Tecrübe, teknik ve sosyal beceri eksikliği, yetersiz başvuru, maaş beklentisinin uyuşmaması gibi konular nedeniyle bu pozisyonlar dolmuyor. Uzmanlığın farklı yerlerde kullanımı ve paylaşımının önümüzdeki dönemde artacağını ifade eden Sökün, dolayısıyla bağımsız çalışan olmaya doğru kayışın hızlanacağının da altını çiziyor.
YERLİ PLATFORM
Bu alanda hizmet veren yerli bir platform olan SanalUzman, Niyazi Bekiroğlu tarafından 2016'da kuruldu. Bekiroğlu, mekan ve zaman bağımsız çalışma modelini benimseyen çok fazla yetkin kişi olduğunu, orta ölçekli kurumların çoğunun gücünün ise alanında uzman kişileri düzenli olarak bünyelerinde tutmaya yetmediğini görerek bu işe girdi.
SanalUzman'ın kapalı ofis ortamında çalışmayı sevmeyen, sabit maaşa, kurum kurallarına bağlı kalmak istemeyen ya da sabit kazancı olsa da ek gelire ihtiyaç duyan tüm uzmanlara kapılarını açtığını söyleyen Bekiroğlu, "Sistemimizde, yazılım, tasarım, çeviri, metin yazarlığı, reklamcılık, satış pazarlama, danışmanlık dahil birçok alanda proje bazlı çalışan uzmanlar bulunuyor" diye konuşuyor.

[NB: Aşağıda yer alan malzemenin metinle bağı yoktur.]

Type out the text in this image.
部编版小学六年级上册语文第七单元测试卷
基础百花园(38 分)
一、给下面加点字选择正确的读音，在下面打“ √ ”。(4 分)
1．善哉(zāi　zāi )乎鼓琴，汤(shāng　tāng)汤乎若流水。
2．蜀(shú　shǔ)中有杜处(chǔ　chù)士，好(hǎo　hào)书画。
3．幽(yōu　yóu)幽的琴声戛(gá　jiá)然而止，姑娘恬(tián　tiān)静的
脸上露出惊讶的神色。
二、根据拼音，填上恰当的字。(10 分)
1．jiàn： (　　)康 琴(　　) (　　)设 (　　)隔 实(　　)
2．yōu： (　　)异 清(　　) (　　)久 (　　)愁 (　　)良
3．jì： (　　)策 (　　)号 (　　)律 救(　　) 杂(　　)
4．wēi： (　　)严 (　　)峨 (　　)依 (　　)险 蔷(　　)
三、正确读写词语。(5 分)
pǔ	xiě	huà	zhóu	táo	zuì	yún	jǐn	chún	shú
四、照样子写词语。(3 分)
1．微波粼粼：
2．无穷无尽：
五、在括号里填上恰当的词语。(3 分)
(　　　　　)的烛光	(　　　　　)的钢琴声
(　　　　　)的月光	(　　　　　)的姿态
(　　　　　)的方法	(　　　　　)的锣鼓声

Peki sistem nasıl işliyor? Niyazi Bekiroğlu, bu soruyu şöyle yanıtlıyor: "Proje/iş sahibi sis- temimizde yer alan yönlendirmelerle iş tanımını oluşturup bu iş için bir bütçe belirliyor. Akabinde iş tanımını gören uzmanlar söz konusu iş için işverene teklif geçiyor.

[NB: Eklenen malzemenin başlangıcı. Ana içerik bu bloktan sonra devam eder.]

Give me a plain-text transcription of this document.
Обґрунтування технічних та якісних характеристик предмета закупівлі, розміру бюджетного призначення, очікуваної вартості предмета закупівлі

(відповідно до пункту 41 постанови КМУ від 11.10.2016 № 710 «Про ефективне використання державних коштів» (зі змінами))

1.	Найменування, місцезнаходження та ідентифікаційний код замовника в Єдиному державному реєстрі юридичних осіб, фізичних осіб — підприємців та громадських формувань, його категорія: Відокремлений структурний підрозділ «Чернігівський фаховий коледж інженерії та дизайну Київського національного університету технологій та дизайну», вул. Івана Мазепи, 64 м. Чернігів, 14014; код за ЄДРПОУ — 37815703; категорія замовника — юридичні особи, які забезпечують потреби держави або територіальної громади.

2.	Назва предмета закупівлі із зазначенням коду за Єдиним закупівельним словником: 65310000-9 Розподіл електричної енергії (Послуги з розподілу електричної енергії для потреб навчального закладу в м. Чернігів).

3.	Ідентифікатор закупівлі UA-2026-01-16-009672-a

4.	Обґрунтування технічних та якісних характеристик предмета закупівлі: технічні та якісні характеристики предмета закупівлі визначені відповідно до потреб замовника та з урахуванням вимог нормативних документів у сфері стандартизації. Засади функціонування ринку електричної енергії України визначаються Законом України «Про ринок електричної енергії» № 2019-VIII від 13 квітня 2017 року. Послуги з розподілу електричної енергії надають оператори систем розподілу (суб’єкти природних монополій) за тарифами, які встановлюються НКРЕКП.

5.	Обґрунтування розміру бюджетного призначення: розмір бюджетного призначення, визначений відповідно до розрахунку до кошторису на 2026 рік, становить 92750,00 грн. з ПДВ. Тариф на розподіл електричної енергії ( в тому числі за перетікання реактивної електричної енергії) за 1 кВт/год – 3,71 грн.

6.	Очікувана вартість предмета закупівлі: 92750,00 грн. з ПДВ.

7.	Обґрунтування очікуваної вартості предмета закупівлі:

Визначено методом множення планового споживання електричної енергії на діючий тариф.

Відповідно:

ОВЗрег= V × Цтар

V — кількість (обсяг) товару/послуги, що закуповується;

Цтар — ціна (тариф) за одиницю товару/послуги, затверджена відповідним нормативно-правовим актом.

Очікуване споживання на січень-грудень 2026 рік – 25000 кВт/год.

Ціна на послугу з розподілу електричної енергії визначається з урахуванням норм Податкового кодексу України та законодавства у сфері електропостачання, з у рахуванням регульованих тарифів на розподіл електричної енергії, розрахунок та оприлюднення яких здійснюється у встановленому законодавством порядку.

Teklifi gönderen uzmanın yolladığı ve içinde işin tanımı, ödeme planı ve kodunun yer aldığı metin bir eser sözleşmesi sayılıyor. Taraflar bu metni karşılıklı onayladığı takdirde işveren işin toplam ücretini SanalUz-man güvencesi altındaki güvenli hesaba yatırıyor. Uzman ücretin yatırıldığı bilgisini aldıktan sonra çalışmaya başlıyor."
Niyazi Bekiroğlu, hem çalışan hem de işverenin çalışma modeline ilişkin önemli güven problemleri için SincApp ve Hakemlik olmak üzere iki ayrı uygulama geliştirdiklerini de belirtiyor. Bekiroğlu, bu iki uygulamayla hem çalışanı hem de işvereni koruduklarını anlatıyor.

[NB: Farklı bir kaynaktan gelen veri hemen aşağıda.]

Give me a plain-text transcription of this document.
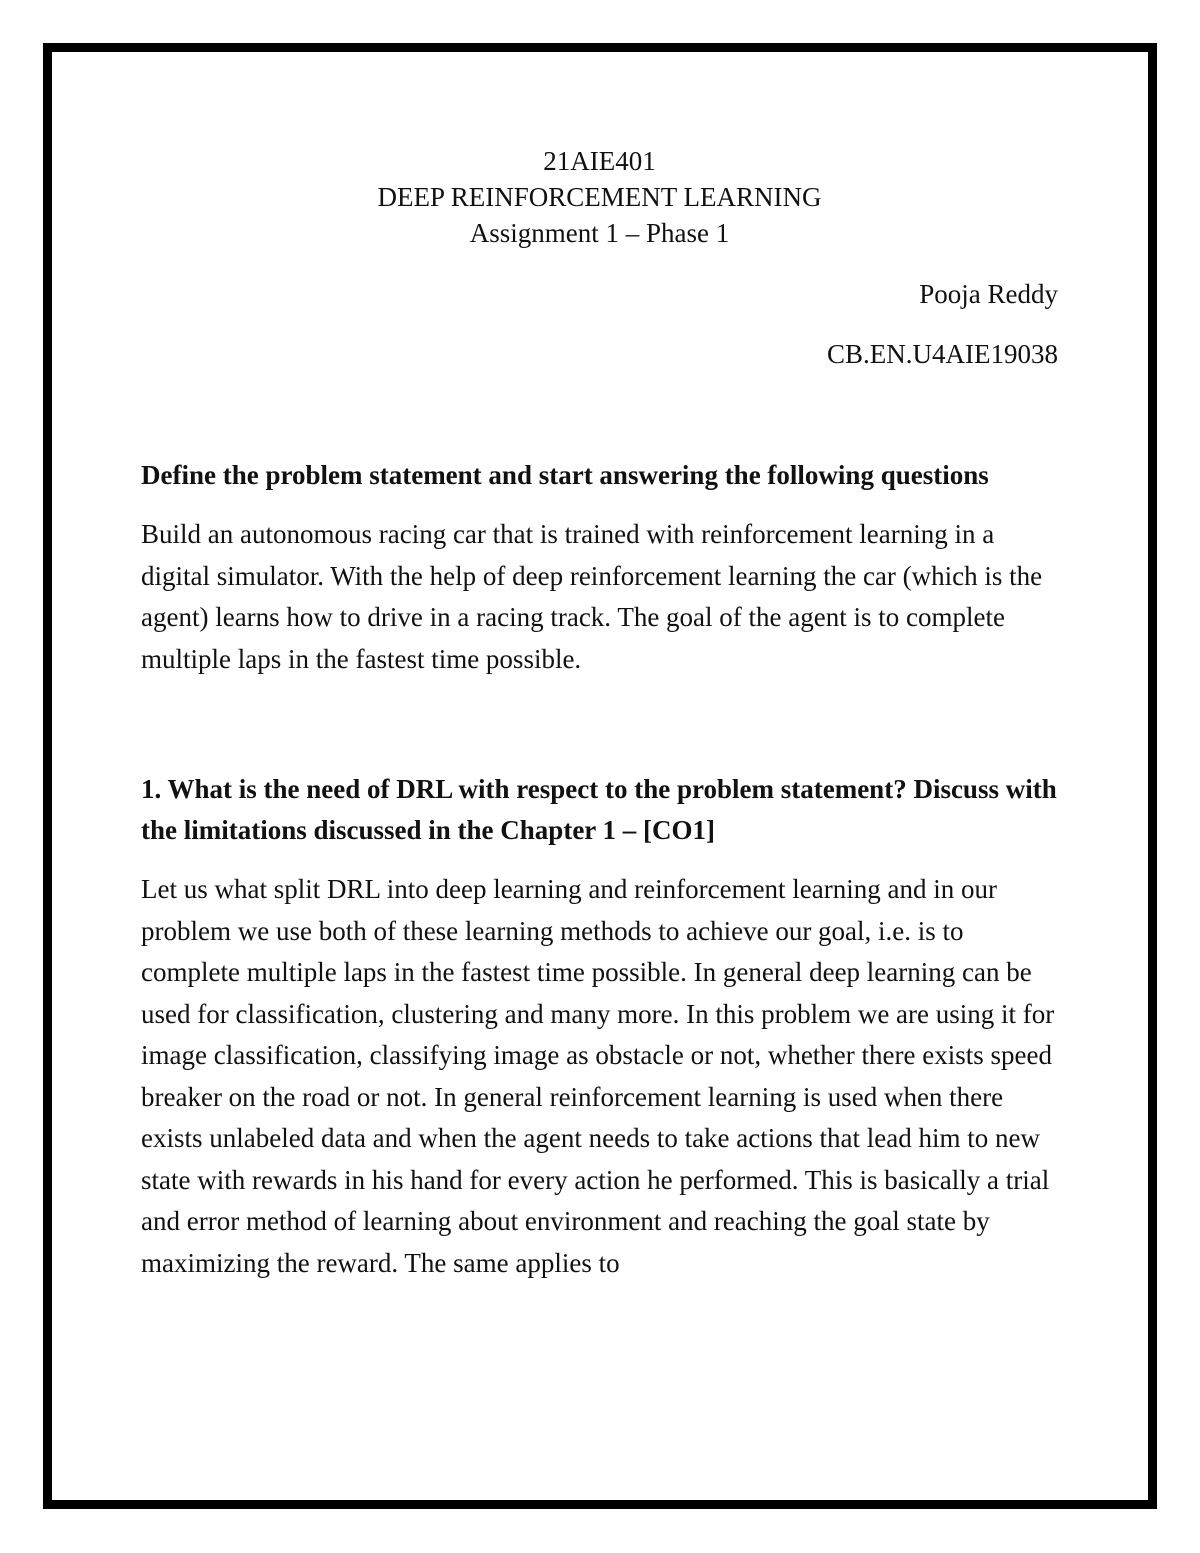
21AIE401
DEEP REINFORCEMENT LEARNING
Assignment 1 – Phase 1
Pooja Reddy
CB.EN.U4AIE19038

Define the problem statement and start answering the following questions

Build an autonomous racing car that is trained with reinforcement learning in a digital simulator. With the help of deep reinforcement learning the car (which is the agent) learns how to drive in a racing track. The goal of the agent is to complete multiple laps in the fastest time possible.

1. What is the need of DRL with respect to the problem statement? Discuss with the limitations discussed in the Chapter 1 – [CO1]

Let us what split DRL into deep learning and reinforcement learning and in our problem we use both of these learning methods to achieve our goal, i.e. is to complete multiple laps in the fastest time possible. In general deep learning can be used for classification, clustering and many more. In this problem we are using it for image classification, classifying image as obstacle or not, whether there exists speed breaker on the road or not. In general reinforcement learning is used when there exists unlabeled data and when the agent needs to take actions that lead him to new state with rewards in his hand for every action he performed. This is basically a trial and error method of learning about environment and reaching the goal state by maximizing the reward. The same applies to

ABD'Lİ ŞİRKETLER ÇALIŞTIRIYOR
Dünya genelinde yetenekli çalışanlara önde gelen şirketlerin kapılarını açan girişimlerden biri de Crossover. Yetenekli insan kaynağının uzaktan çalışmasına olanak sağlayan şirketin 2015'ten bu yana Türkiye'de de operasyonu var.
Bir kişinin ABD'ye taşınma zahmetine girmeden ABD'deki bir şirket için çalışabilmesine olanak tanıyan platform, Türkiye'de IT ve yazılım sektöründe çalışan 151 kişiye ulaşmış durumda. Bir yılda ise uzaktan çalışan kişi sayısının 300'e çıkarılması hedefleniyor.
Crossover İstanbul Genel Müdürü Mine Dedekoca, Crossover sayesinde 130'dan fazla ülkeden kişinin, kendilerini nerede verimli hissediyorlarsa oralarda çalışma imkanı bulduklarını söylüyor. Dedekoca, sisteme giriş sürecini ise şöyle anlatıyor: "Adaylara test süreçleri uygulanıyor.
Sisteme kabul edilmeden önce uygulanan online testi geçen kişilerle mülakatlar yapılarak cazip işler önerilebiliyor. Sıkı bir seçim sürecinden geçen yetenekler, uzaktan takip usulüyle ABD'li şirketler için çalışıyor ve dolar üzerinden maaş alıyor. Online teste haftada 9 bin başvuru alıyoruz.
Türkiye'de bu sistemle çalışanların aylık geliri 8 bin 600 doları buluyor. Üst pozisyonlar için yıllık 400 bin dolarlık maaşlar söz konusu. Kurdaki artışla birlikte uzaktan çalışma çok daha fazla ilgi görür hale geldi."
"2025'TE 800 BİN KİŞİ ESNEK ÇALIŞACAK"
"Yeni dünyanın çalışma modeli, esnek yetenek platformlarının sağladığı çevik işgücü modeli. 2025 yılında dünyada esnek zamanlı yetenek platformları 2,7 trilyon dolarlık bir ekonomi yaratacak. Türkiye'de ise 800 bin çalışan ile 41 milyar dolar düzeyine çıkılacak.
Bugün iş dünyasının en büyük problemi yetenek açığı. Yetenek açığının en büyük risk olduğunu belirten şirketlerin oranı dünyada yüzde 77. Türkiye ise halihazırda dünyada en çok yetenek açığı yaşanan beşinci ülke konumunda."